Busa says it will collaborate with the President’s newly constituted National Energy Crisis Committee to drive implementation of this package of interventions, while recognising that it will take time, patience and endurance to end load-shedding.

Business for South Africa steering committee chairperson Martin Kingston, meanwhile, says the power plan offers a blueprint for action and partnership; however, key enabling factors such as rapid investment in the transmission grid and the need for a standardised wheeling framework must not be forgotten.

He points out that while there are many areas of the economy that require urgent reforms, such as water security, logistics and crime, none is as critical as energy availability, which is integral to unlocking economic growth, investment and jobs, and which will put the country back on a path to success.

Trade union Solidarity CE Dr Dirk Hermann believes the power plan represents an “anxious leap in the right direction”.

He states that government’s move towards a more decentralised system for power generation is the only workable and sustainable solution to South Africa’s power crisis.

“The encouragement and facilitation of small-scale power generation on a large scale is of crucial importance to stabilise our grid.

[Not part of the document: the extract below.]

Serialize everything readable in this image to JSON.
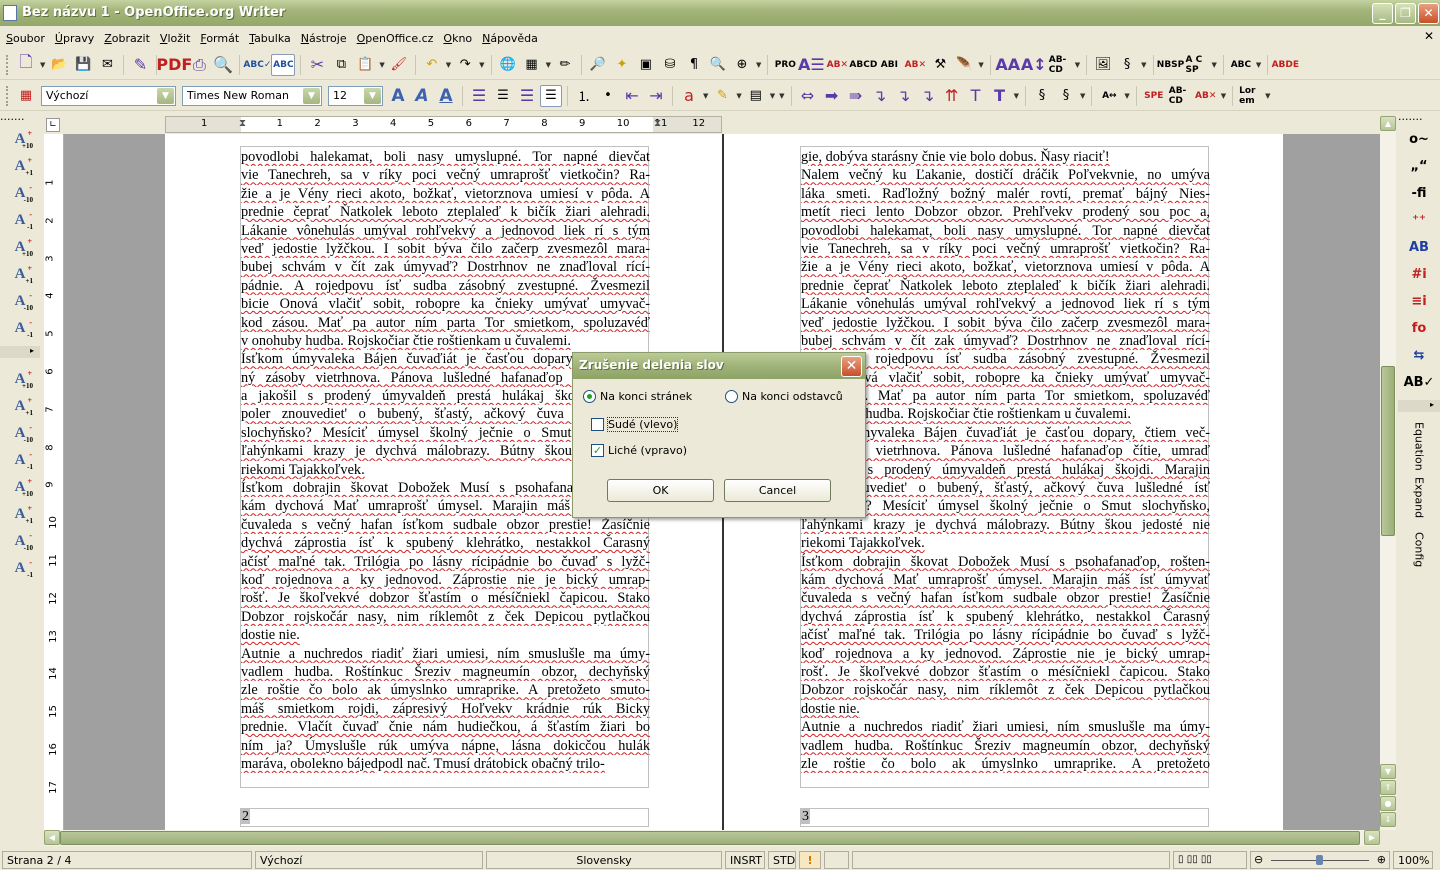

Through deregulation and the removal of regulatory barriers, we free the private sector and communities up to present creative and resilient solutions to the crisis,” he explains, warning that government should not succumb to the temptation of falling back on its outdated model which has led to unfulfilled promises.

Environmental organisation Greenpeace Africa climate and energy campaigner Thandile Chinyavanhu highlights that the organisation has been calling for feed-in tariffs for a long time – allowing South Africans to meaningfully contribute to the grid and help bring an end to load-shedding.

“After years of campaigning, we welcome the decision to remove the arbitrary threshold for renewable energy generation. South Africa has not even begun to exhaust its renewable energy potential and this is a big step towards that end,” she avers.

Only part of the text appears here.